Hollywood star Nicole Kidman couldn’t receive her award for Best Actress for a at the Venice Film Festival in person because of the death of her “beautiful, brave” mother.
The actress won the award for her role of a CEO, who has an affair with a young intern, played by Harris Dickinson, in director Halina Reijn’s ‘Babygirl’, reports ‘Mirror.co.uk’.
Speaking to the audience at the festival on Saturday night through a note read out by Reijn, Kidman said her “heart is broken”.
It read, “Today I arrived in Venice to find out shortly after, that my beautiful, brave mother Janelle Ann Kidman has just passed. I am in shock and I have to go to my family, but this award is for her, she shaped me, she guided me, and she made me. I am beyond grateful that I get to say her name to all of you through Halina, the collision of life and art is heart-breaking, and my heart is broken. We love you all”.
As per ‘Mirror.co.uk’, the actress had paid tribute to her late mother earlier this year when she became the first Australian to be honoured with the esteemed American Film Institute Lifetime Achievement Award.
At the time, she addressed the fact her mother could not see her be honoured due to ill health. She said in April, “My mama is not here, but she sent me a card and I was weeping”.

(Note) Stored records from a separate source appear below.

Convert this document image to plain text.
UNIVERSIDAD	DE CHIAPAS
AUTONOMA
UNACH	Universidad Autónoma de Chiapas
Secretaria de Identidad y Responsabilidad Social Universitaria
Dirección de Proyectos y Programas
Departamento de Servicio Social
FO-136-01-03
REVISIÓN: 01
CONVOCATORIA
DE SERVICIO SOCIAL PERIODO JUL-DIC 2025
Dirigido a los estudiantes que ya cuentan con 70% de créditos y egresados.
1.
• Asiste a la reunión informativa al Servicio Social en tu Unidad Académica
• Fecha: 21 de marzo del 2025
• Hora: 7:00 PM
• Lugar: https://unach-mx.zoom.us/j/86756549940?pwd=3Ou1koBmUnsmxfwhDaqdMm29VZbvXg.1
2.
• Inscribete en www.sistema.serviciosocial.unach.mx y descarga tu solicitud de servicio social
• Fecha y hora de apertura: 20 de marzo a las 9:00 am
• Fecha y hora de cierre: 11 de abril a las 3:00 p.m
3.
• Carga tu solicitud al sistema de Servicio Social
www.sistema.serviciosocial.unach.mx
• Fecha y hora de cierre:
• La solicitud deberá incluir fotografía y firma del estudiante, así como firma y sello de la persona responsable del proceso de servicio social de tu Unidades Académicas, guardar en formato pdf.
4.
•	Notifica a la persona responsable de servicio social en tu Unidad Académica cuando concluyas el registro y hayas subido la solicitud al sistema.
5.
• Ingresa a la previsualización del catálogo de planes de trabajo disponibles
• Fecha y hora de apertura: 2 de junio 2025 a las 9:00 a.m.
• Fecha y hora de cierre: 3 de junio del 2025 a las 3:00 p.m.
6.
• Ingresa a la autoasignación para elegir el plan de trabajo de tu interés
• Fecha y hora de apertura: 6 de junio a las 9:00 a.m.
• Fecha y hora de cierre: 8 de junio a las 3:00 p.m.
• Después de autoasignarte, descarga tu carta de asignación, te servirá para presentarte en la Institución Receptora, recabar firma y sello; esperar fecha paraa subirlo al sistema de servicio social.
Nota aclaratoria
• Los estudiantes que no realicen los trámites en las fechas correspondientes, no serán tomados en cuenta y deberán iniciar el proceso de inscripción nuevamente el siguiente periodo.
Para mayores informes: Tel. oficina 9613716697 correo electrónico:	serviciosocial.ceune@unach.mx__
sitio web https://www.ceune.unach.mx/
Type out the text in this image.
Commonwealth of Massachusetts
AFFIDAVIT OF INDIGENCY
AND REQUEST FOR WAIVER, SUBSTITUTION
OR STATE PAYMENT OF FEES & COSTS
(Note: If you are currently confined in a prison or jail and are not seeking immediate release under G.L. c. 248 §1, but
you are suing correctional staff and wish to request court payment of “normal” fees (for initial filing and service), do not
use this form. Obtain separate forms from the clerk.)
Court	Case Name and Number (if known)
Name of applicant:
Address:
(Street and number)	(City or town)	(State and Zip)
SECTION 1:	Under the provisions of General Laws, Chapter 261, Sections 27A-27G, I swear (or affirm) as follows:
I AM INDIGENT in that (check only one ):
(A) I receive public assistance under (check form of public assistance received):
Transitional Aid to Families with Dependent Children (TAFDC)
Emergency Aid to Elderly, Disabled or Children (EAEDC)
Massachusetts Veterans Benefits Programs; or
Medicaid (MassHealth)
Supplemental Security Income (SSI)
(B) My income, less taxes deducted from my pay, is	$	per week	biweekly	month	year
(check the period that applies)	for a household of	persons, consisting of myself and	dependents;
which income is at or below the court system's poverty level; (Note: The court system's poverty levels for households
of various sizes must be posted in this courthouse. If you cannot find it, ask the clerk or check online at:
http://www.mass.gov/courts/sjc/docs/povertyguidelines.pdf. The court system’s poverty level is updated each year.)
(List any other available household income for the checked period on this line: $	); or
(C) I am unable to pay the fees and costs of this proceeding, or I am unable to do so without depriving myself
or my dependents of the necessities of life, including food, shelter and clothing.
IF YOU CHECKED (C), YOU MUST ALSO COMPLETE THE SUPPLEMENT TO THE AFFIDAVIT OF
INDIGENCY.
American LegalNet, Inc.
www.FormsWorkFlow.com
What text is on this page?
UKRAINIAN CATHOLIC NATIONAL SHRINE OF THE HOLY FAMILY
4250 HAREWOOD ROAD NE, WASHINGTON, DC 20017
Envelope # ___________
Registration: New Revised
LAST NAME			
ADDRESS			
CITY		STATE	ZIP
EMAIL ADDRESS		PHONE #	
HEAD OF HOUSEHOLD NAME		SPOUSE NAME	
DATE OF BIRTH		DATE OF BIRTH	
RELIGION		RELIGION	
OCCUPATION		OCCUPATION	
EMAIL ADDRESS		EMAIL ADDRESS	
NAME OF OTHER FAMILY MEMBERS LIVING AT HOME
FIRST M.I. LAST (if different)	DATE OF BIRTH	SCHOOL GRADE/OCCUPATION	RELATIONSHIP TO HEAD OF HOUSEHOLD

The Australian actress continued, “So this is for her, she’s been there through all of it since I was a little girl crying on the bed, going, ‘mama, they didn’t want me, I’m not pretty enough, I’m too tall, I’m covered in freckles, I’m this, I’m that’, And she’s always cheered me on, so this is for her”.
The 81st edition of the Venice Film Festival concluded on Saturday. Filmmaker Pedro Almodovar’s English-language debut ‘The Room Next Door’ bagged the festival’s most prestigious prize, the Golden Lion, which is awarded for best film. The movie, which stars Julianne Moore and Tilda Swinton, received a nearly 20-minute standing ovation when it premiered at the festival.
Venice’s last day also saw the world premiere of ‘Horizon: An American Saga Chapter 2’, and Vincent Lindon winning best actor for his performance as a single father whose son is radicalised by the far right in French drama ‘The Quiet Son’. The Luigi De Laurentiis award for a debut film was won by Sarah Friedland’s Familiar Touch, about an octogenarian’s transition to life in assisted living as she grapples with her age, memory and relationship to her caregivers.